“Precisely,” Dick confirmed. “Drainage, you know. The mines are flooded—­the Mexican situation.”

It was during the morning of the second day—­the day of Graham’s expected return—­that Dick, who, by being on horseback at eleven, had avoided a repetition of the hurt of the previous day’s “Good morning, merry gentleman” across the distance of his workroom, encountered Ah Ha in a hall with an armful of fresh-cut lilacs. The house-boy’s way led toward the tower room, but Dick made sure.

“Where are you taking them, Ah Ha?” he asked.

“Mr. Graham’s room—­he come to-day.”

Now whose thought was that? Dick pondered. Ah Ha’s?—­Oh Joy’s—­or Paula’s? He remembered having heard Graham more than once express his fancy for their lilacs.

He deflected his course from the library and strolled out through the flowers near the tower room. Through the open windows of it came Paula’s happy humming. Dick pressed his lower lip with tight quickness between his teeth and strolled on.

Some great, as well as many admirable, men and women had occupied that room, and for them Paula had never supervised the flower arrangement, Dick meditated.

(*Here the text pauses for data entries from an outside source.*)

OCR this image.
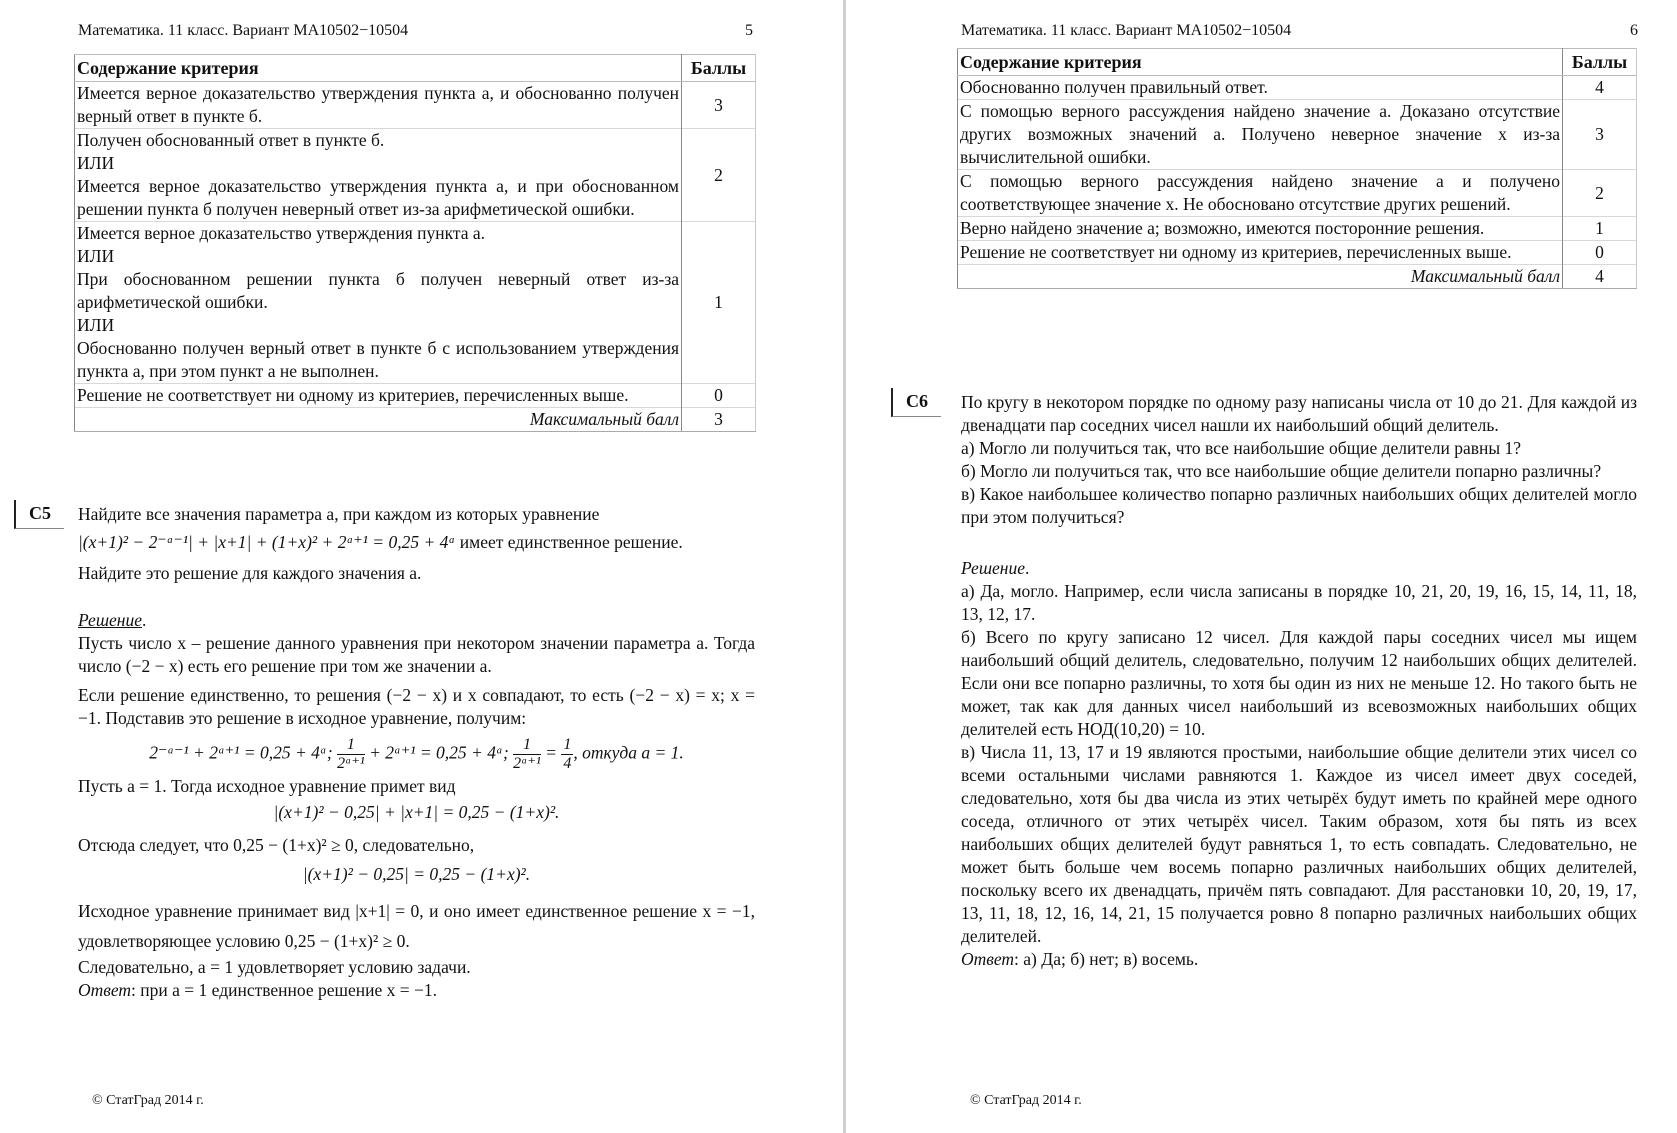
Математика. 11 класс. Вариант МА10502−10504	5
Содержание критерия	Баллы
Имеется верное доказательство утверждения пункта а, и обоснованно получен верный ответ в пункте б.	3

Получен обоснованный ответ в пункте б.
ИЛИ
Имеется верное доказательство утверждения пункта а, и при обоснованном решении пункта б получен неверный ответ из-за арифметической ошибки.	2

Имеется верное доказательство утверждения пункта а.
ИЛИ
При обоснованном решении пункта б получен неверный ответ из-за арифметической ошибки.
ИЛИ
Обоснованно получен верный ответ в пункте б с использованием утверждения пункта а, при этом пункт а не выполнен.	1
Решение не соответствует ни одному из критериев, перечисленных выше.	0
Максимальный балл	3
С5	Найдите все значения параметра a, при каждом из которых уравнение

|(x+1)² − 2⁻ᵃ⁻¹| + |x+1| + (1+x)² + 2ᵃ⁺¹ = 0,25 + 4ᵃ имеет единственное решение.

Найдите это решение для каждого значения a.

Решение.

Пусть число x – решение данного уравнения при некотором значении параметра a. Тогда число (−2 − x) есть его решение при том же значении a.

Если решение единственно, то решения (−2 − x) и x совпадают, то есть (−2 − x) = x; x = −1. Подставив это решение в исходное уравнение, получим:

2⁻ᵃ⁻¹ + 2ᵃ⁺¹ = 0,25 + 4ᵃ; $\frac{1}{\text{2ᵃ⁺¹}}$ + 2ᵃ⁺¹ = 0,25 + 4ᵃ; $\frac{1}{\text{2ᵃ⁺¹}} = \frac{1}{4}$ , откуда a = 1.

Пусть a = 1. Тогда исходное уравнение примет вид

|(x+1)² − 0,25| + |x+1| = 0,25 − (1+x)².

Отсюда следует, что 0,25 − (1+x)² ≥ 0, следовательно,

|(x+1)² − 0,25| = 0,25 − (1+x)².

Исходное уравнение принимает вид |x+1| = 0, и оно имеет единственное решение x = −1, удовлетворяющее условию 0,25 − (1+x)² ≥ 0.

Следовательно, a = 1 удовлетворяет условию задачи.

Ответ: при a = 1 единственное решение x = −1.

© СтатГрад 2014 г.
Математика. 11 класс. Вариант МА10502−10504	6
Содержание критерия	Баллы
Обоснованно получен правильный ответ.	4
С помощью верного рассуждения найдено значение a. Доказано отсутствие других возможных значений a. Получено неверное значение x из-за вычислительной ошибки.	3
С помощью верного рассуждения найдено значение a и получено соответствующее значение x. Не обосновано отсутствие других решений.	2
Верно найдено значение a; возможно, имеются посторонние решения.	1
Решение не соответствует ни одному из критериев, перечисленных выше.	0
Максимальный балл	4
С6	По кругу в некотором порядке по одному разу написаны числа от 10 до 21. Для каждой из двенадцати пар соседних чисел нашли их наибольший общий делитель.

а) Могло ли получиться так, что все наибольшие общие делители равны 1?

б) Могло ли получиться так, что все наибольшие общие делители попарно различны?

в) Какое наибольшее количество попарно различных наибольших общих делителей могло при этом получиться?

Решение.

а) Да, могло. Например, если числа записаны в порядке 10, 21, 20, 19, 16, 15, 14, 11, 18, 13, 12, 17.

б) Всего по кругу записано 12 чисел. Для каждой пары соседних чисел мы ищем наибольший общий делитель, следовательно, получим 12 наибольших общих делителей. Если они все попарно различны, то хотя бы один из них не меньше 12. Но такого быть не может, так как для данных чисел наибольший из всевозможных наибольших общих делителей есть НОД(10,20) = 10.

в) Числа 11, 13, 17 и 19 являются простыми, наибольшие общие делители этих чисел со всеми остальными числами равняются 1. Каждое из чисел имеет двух соседей, следовательно, хотя бы два числа из этих четырёх будут иметь по крайней мере одного соседа, отличного от этих четырёх чисел. Таким образом, хотя бы пять из всех наибольших общих делителей будут равняться 1, то есть совпадать. Следовательно, не может быть больше чем восемь попарно различных наибольших общих делителей, поскольку всего их двенадцать, причём пять совпадают. Для расстановки 10, 20, 19, 17, 13, 11, 18, 12, 16, 14, 21, 15 получается ровно 8 попарно различных наибольших общих делителей.

Ответ: а) Да; б) нет; в) восемь.

© СтатГрад 2014 г.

Oh Joy, himself a master of flowers, usually attended to that, or had his house-staff ably drilled to do it.

Among the telegrams Bonbright handed him, was one from Graham, which Dick read twice, although it was simple and unmomentous, being merely a postponement of his return.

Contrary to custom, Dick did not wait for the second lunch-gong. At the sound of the first he started, for he felt the desire for one of Oh Joy’s cocktails—­the need of a prod of courage, after the lilacs, to meet Paula. But she was ahead of him. He found her—­who rarely drank, and never alone—­just placing an empty cocktail glass back on the tray.

So she, too, had needed courage for the meal, was his deduction, as he nodded to Oh Joy and held up one finger.